Les 46es Rencontres de la photographie s'exposent à Arles jusqu'au 20 septembre

Photos à thèmes

• 6 juillet 2015⇒20 septembre 2015 •
Les 46es Rencontres de la photographie s'exposent à Arles jusqu'au 20 septembre - Zibeline

À Arles, de la photographie festivalière, on ne peut pas tout voir, ni tout retenir… mais on y revient !

Sans être renversantes, à l’inverse de la communication affichée, ces 46es Rencontres bénéficient d’un repositionnement vers des relations apaisées entre les acteurs arlésiens à la faveur de son nouveau directeur, Sam Stourdzé. Ainsi pas de révolution dans une capitale dirigée par un maire communiste. Tout pour le bien du peuple, sauf les tarifs.
La réduction du nombre de lieux et d’expositions n’a pas franchement entamé l’intérêt des Rencontres confortées et amplifiées par les manifestations partenaires, le Off et la myriade de projets non officiels. Cette édition 2015 s’est recomposée autour de sept grandes thématiques au lieu d’une seule auparavant. Une manière de multiplier et cibler les champs de questionnement. Walker Evans et Stephen Shore au chapitre émouvant de la grande histoire sont en mode Relecture. Architecture, cinéma et musique appellent des Résonnances –gageons que les arts plastiques pourtant fortement imbriqués avec la photographie relèvent pour cette fois-ci d’un oubli passager-. Improbable et donc alléchant, le duo Martin Parr/Mathieu Chédid ne tient pas ses folles promesses dans un dispositif à vivre qui reste sympathique. En affichant leur part de contestation des grands pouvoirs économiques en place, les tirages impeccables de Paolo Woods et Gabriele Galmberti paraissent trop beaux dans leur Paradis grand format. Plus introspective, Pauline Fargue élabore un univers intime entre écriture et photographie, recueilli notamment dans des livres-objets. À l’église Sainte-Anne, l’alchimiste des images, Daisuke Yokota fusionne encre et cire chaude comme pour dissoudre le photographique dans une vision charbonneuse.

Édition
On notera particulièrement cette année teintée de changements tout en continuité, la part croissante accordée au livre, média privilégié pour l’expression et la diffusion de la photographie, et, par ailleurs, le nombre d’expositions ayant de plus en plus souvent recours à des collections ou archives. En témoigne la thématique Arles Books, par l’accroissement des espaces et les prix en faveur du livre dont le tout nouveau Luma Rencontres Dummy Book Arward qui récompense la meilleure maquette à hauteur de 25 000 euros.
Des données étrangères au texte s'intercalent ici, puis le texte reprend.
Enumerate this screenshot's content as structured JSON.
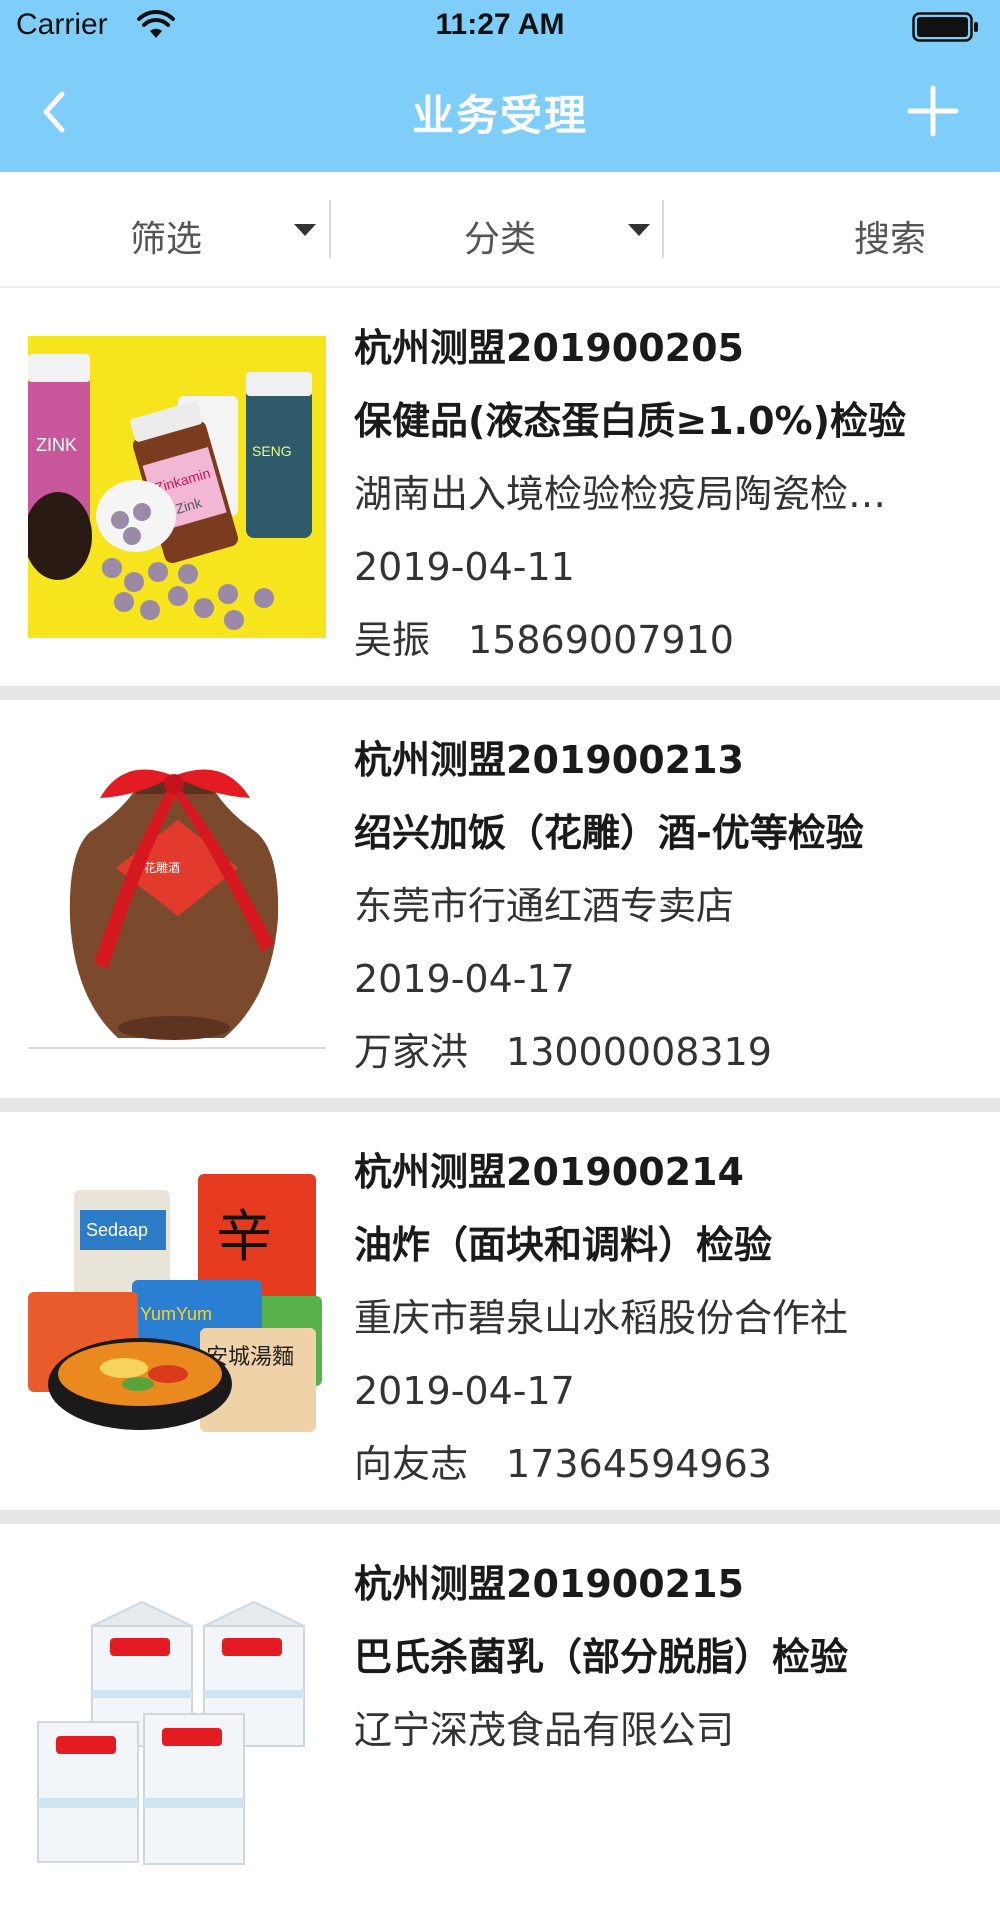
{
  "status_bar": {
    "carrier": "Carrier",
    "time": "11:27 AM"
  },
  "nav": {
    "title": "业务受理",
    "back_icon": "chevron-left-icon",
    "add_icon": "plus-icon"
  },
  "filters": {
    "filter_label": "筛选",
    "category_label": "分类",
    "search_label": "搜索"
  },
  "colors": {
    "header": "#7fcdf9",
    "separator": "#e6e6e6"
  },
  "items": [
    {
      "code": "杭州测盟201900205",
      "title": "保健品(液态蛋白质≥1.0%)检验",
      "company": "湖南出入境检验检疫局陶瓷检…",
      "date": "2019-04-11",
      "contact": "吴振",
      "phone": "15869007910",
      "image": "supplement-bottles-image"
    },
    {
      "code": "杭州测盟201900213",
      "title": "绍兴加饭（花雕）酒-优等检验",
      "company": "东莞市行通红酒专卖店",
      "date": "2019-04-17",
      "contact": "万家洪",
      "phone": "13000008319",
      "image": "wine-jar-image"
    },
    {
      "code": "杭州测盟201900214",
      "title": "油炸（面块和调料）检验",
      "company": "重庆市碧泉山水稻股份合作社",
      "date": "2019-04-17",
      "contact": "向友志",
      "phone": "17364594963",
      "image": "instant-noodles-image"
    },
    {
      "code": "杭州测盟201900215",
      "title": "巴氏杀菌乳（部分脱脂）检验",
      "company": "辽宁深茂食品有限公司",
      "date": "",
      "contact": "",
      "phone": "",
      "image": "milk-cartons-image"
    }
  ]
}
Préoccupations partagées, mais de leur côté à la Bourse du Travail, par six éditeurs invités de Regards et Mémoires regroupés sous la bannière militante Summertime.

Collections
Avec le programme associé et le Off, une bonne douzaine de projets au moins mettent en avant les richesses de collections et d’archives publiques ou privées. D’évidence, ces expositions convoquant des fonds particuliers, favorisent la découverte de l’histoire ou un axe singulier de la photographie. Des séries composées souvent autour d’un sujet quasi obsessionnel : un ours blanc, des adeptes du blackface (collection Jean-Marie Donat) ou le sphinx de Giseh sous toutes ses représentations depuis Gustave Le Gray (collection Wouter Deruyetter). Total Records à l’Atelier des forges est une exploration pleine d’enseignement sur les enjeux de la photographie dédiée -ou soumise- aux communicationnel des pochettes de disque vinyles. C’est en tant qu’artiste que Tony Oursler structure depuis des années son œuvre autour de la figure grand-paternelle et les phénomènes surnaturels. La collection de la MEP (Maison Européenne de la Photographie) accompagnée d’un imposant catalogue retrace la création photographique internationale depuis les années 1959. Au musée Réattu, Oser la photographie puise avec plus de deux cents clichés dans un corpus de cinq mille images incluant notamment la collecte des Rencontres déposée depuis leur création par Lucien Clergue. Là aussi le catalogue constitue un précieux prolongement.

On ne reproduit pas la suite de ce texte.